Questo aspetto, in molti casi si riduce ad una questione di prezzo, perché se un’impresa non riesce a fare massa critica – e sono molte quelle che non hanno volumi di merci sufficienti per farlo – è costretta a rivolgersi a un operatore logistico. Quest’ultimo «è in grado di gestire tutta la catena, spesso utilizzando una sola modalità di trasporto, perché più semplice». Si tratta di una soluzione che può essere più economica in determinati contesti ma che «però non è tendenzialmente quella più sostenibile», afferma il professore, perché spesso si basa su modelli superati, come il trasporto delle merci su gomma con mezzi a combustibili fossili. Le imprese dovrebbero quindi «avere accesso alle catene multimodali in maniera più semplice e flessibile e non solo se in grado di generare volumi che facciano ‘il prezzo’».

Processo sostenibile

In questo contesto innovazione e digitalizzazione possono determinare il modo in cui le merci circoleranno se verranno create le giuste condizioni. Questo vuol dire rendere la mobilità multimodale connessa e automatizzata una realtà, ad esempio consentendo alle merci di passare senza soluzione di continuità da un modo di trasporto all’altro, fino anche all’utente finale, semplificando, ottimizzando e rendendo più sostenibile tutto il processo.

Più articolato il caso della city logistic, dove c’è la necessità di sviluppare innanzitutto infrastrutture intelligenti e flessibili vicine al cittadino e che non riguardano solo la distribuzione delle merci, ma anche lo spostamento stesso delle persone. Qui ad una necessità logistica, si aggiunge quella di mettere a disposizione della collettività una serie di servizi basati sul concetto di “zero emissioni”, un tema sempre più centrale soprattutto nelle grandi città.

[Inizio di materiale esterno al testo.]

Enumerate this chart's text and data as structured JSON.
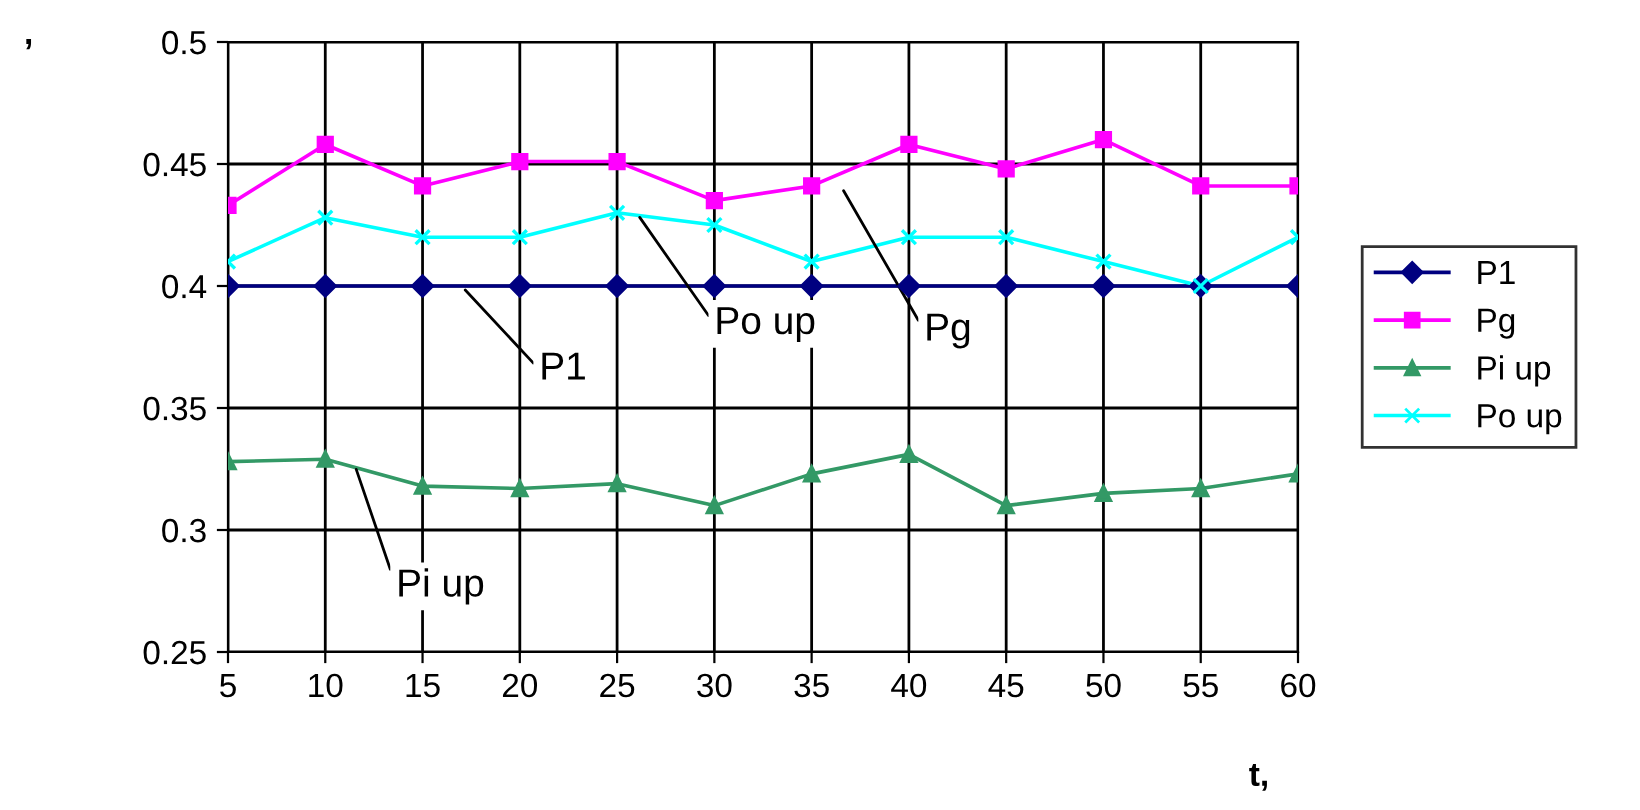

«Dal punto di vista della gestione del trasporto passeggeri, della mobilità dei cittadini in ambito urbano, vi è una visione molto di dettaglio e composita – dice il professore – tanto che sono state sviluppate misure innovative che riguardano restrizioni al traffico, lo sviluppo tecnologico, l’implementazione di servizi tradizionali in condivisione con la micro-mobilità e molto altro». Invece, secondo il professore, il rapporto con le merci è meno dinamico, «mediato da un lato dalle necessità di investimento e dall’altro dalla necessità professionale e operativa dei principali operatori logistici che forniscono i servizi di ultimo miglio». Dall’altra parte il sistema delle imprese deve in qualche modo schierarsi verso la promozione di servizi a basso impatto e anche di sistemi di distribuzione in grado di mantenere alta la competitività nei centri urbani, per esempio, della distribuzione locale. Diversamente, afferma il professore della Bocconi, «si assiste a una polarizzazione molto forte della distribuzione e ad una polverizzazione delle operazioni di ultimo miglio. Una condizione che può creare congestioni, molte inefficienze e anche ridondanze di servizi che invece dovrebbero essere veloci e flessibili».

Infrastrutture di prossimità

Un approccio in questa direzione può essere quello di «sviluppare infrastrutture di prossimità, ma anche stimolare la creazione di un mercato, di una serie di opzioni a zero emissioni per la gestione dell’ultimo miglio», come l’utilizzo di mezzi elettrici leggeri. Secondo il professor Grea questo è «un aspetto fondamentale, rispetto al quale le amministrazioni locali dovrebbero avere maggiori leve decisionali”.